The problem with these assets is never that they are “not valuable,” but that selling them is too slow, too expensive, and too difficult.
In the real world, a private asset transaction due diligence takes 3–6 months, with fees starting at 5–10%, intermediary cuts of 15–30%, and deals are not guaranteed to close. Under this structure, assets don’t just become less liquid over time—they are directly frozen.
Therefore, the next phase of RWA products is not just moving larger-scale US Treasuries on-chain, but building a market microstructure infrastructure stack that can decompose these frictions.
Use SPV/trust to transfer rights and atomize legal ownership for T+0 settlement; replace CLOB with RFQ/cycle bidding mechanisms to solve discovery for non-homogeneous assets; use oracles/audits to anchor verification data into a reusable single source of truth; embed compliance modules to reduce marginal entry costs to near zero—and acknowledge a more realistic path:
The liquidity of long-tail assets is often achieved through collateralized lending (liquidity via leverage), not frequent secondary trading (otherwise, paper liquidity would appear).
This is also why the significance of the on-chain global settlement layer becomes concrete here.

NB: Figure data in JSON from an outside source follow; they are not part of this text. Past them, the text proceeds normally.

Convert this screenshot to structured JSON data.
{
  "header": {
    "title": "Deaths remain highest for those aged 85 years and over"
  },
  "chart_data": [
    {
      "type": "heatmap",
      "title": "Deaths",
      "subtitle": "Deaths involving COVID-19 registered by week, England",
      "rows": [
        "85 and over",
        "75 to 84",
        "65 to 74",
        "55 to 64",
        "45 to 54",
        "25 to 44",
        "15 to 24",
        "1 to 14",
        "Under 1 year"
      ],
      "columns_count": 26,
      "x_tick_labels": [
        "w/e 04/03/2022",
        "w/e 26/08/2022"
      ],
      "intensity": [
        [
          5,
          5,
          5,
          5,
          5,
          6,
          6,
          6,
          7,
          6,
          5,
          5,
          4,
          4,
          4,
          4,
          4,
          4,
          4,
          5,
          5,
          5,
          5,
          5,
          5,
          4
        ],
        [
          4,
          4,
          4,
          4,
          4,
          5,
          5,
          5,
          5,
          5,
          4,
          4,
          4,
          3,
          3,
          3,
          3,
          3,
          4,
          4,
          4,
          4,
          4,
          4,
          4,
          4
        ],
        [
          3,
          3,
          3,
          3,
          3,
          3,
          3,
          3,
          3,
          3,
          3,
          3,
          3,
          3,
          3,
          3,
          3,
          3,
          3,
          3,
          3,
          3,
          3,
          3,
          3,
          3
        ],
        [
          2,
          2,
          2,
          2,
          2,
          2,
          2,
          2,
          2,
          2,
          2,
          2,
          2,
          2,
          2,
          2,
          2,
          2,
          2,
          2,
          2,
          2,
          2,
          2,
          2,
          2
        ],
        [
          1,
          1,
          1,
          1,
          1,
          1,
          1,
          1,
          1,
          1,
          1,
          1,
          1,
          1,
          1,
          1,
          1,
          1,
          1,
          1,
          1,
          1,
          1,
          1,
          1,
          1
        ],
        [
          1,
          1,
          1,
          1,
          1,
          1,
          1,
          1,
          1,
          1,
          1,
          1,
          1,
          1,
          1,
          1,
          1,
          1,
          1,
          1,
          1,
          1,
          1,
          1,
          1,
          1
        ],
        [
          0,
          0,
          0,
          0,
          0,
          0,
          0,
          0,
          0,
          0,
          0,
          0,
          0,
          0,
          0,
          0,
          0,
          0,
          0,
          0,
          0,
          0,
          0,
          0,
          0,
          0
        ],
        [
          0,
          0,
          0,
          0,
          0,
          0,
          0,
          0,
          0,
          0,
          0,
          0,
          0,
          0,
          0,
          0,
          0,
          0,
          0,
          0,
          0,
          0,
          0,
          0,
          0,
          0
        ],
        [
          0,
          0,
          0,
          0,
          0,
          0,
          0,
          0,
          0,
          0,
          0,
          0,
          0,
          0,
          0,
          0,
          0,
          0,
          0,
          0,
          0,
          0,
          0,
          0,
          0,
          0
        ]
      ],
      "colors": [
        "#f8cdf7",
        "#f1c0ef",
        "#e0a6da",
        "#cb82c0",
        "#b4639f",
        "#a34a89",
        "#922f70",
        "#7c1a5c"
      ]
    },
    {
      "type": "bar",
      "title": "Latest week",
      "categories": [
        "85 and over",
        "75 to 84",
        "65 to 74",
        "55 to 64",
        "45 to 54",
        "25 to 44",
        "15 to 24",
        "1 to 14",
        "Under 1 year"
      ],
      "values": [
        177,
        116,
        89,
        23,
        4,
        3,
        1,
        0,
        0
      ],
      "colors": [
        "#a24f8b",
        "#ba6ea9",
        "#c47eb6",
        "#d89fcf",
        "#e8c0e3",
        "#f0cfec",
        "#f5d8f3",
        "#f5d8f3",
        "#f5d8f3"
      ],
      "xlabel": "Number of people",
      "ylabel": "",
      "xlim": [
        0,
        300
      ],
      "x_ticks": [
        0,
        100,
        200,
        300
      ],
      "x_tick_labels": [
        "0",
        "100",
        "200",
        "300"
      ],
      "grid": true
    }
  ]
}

It’s not about who can issue more assets, but about who can connect law—data—identity—transaction microstructures into a scalable clearing network, enabling transactions/financing that originally took months and consumed 5–30% friction costs to start having instant settlement and composability.
Tokenizing US Treasuries is about pipeline acceptance; tokenizing long-tail assets is about pipeline commercialization.
And if networks like Sei, centered on low-latency and high-certainty settlement, can truly turn matching/execution/data availability and compliance components into reusable standards according to their roadmap, then their victory won’t be today’s TVL, but the most critical clearing backbone when dead capital is revived tomorrow.